The high cost of governance has led to strident calls from Nigerians to cut wastages, due mainly to negligence and corruption.
The Tinubu administration has positively responded to such calls, making a number of policy declarations to promote prudent application of government resources.
President Tinubu had in January announced a reduction in the official presidential delegation for local and foreign trips by 60 per cent.
Recently also, the president approved the implementation of the Steve Oronsaye report which recommendation the scrapping and streamlining of government ministries, departments and agencies (MDAs) with the ultimate aim of reducing government spending.
And in the most recent cost-cutting move, the president ruled out foreign travels by ministers and other government officials for the next three months, unless it is of critical importance. In this case, the president’s approval must be sought.

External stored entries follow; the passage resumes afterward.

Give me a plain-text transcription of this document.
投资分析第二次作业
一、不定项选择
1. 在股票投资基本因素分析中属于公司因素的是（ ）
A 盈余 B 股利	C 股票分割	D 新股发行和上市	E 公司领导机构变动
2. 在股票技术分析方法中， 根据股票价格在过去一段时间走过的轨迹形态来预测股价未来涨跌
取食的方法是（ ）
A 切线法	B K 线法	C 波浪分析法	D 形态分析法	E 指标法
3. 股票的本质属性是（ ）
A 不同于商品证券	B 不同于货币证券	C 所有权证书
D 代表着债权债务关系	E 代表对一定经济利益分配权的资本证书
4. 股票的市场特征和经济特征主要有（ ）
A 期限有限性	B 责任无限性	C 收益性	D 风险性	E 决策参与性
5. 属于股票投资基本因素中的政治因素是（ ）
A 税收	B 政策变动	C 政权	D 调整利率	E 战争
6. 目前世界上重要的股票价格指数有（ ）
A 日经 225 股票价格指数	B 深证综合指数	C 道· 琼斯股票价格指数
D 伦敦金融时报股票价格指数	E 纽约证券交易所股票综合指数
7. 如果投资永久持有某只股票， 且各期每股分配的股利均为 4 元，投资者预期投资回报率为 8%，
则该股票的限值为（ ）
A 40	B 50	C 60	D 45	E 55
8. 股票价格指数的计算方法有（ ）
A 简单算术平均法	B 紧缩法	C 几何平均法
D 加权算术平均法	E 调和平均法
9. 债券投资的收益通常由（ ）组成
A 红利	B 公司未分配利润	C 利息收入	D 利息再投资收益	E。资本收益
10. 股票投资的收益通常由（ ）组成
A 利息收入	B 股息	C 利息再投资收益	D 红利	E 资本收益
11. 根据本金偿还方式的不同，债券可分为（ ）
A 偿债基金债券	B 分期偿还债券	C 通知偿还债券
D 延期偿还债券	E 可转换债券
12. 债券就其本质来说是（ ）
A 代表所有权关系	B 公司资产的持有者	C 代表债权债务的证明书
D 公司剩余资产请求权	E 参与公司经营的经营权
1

Not a few Nigerian have commended the present administration’s cost-cutting declarations, albeit calling on it to match word with action.
However, old habits die hard and some government officials who benefit from such wastages of government resources will not let go without a fight.
As a newspaper, we hold that the decision of the Office of the Accountant General of the Federation to have the conference in a foreign country is a blatant abnegation of the prudent utilisation of government resources the present administration has been preaching, as well as the idea of patronising local products.
The Office of the Accountant General of the Federation and those of state finance commissioners are critical to the financial administration of the government at federal and state levels. Hence, it is important that those at the helms there align themselves with the vision of the present administration in terms of prudent management of the country scarce resources.
Those who are not ready to do so should be shown the exit door.
The Tinubu administration must show political will in this matter; otherwise, such jamborees like the one held by the government finance chiefs in London will not stop.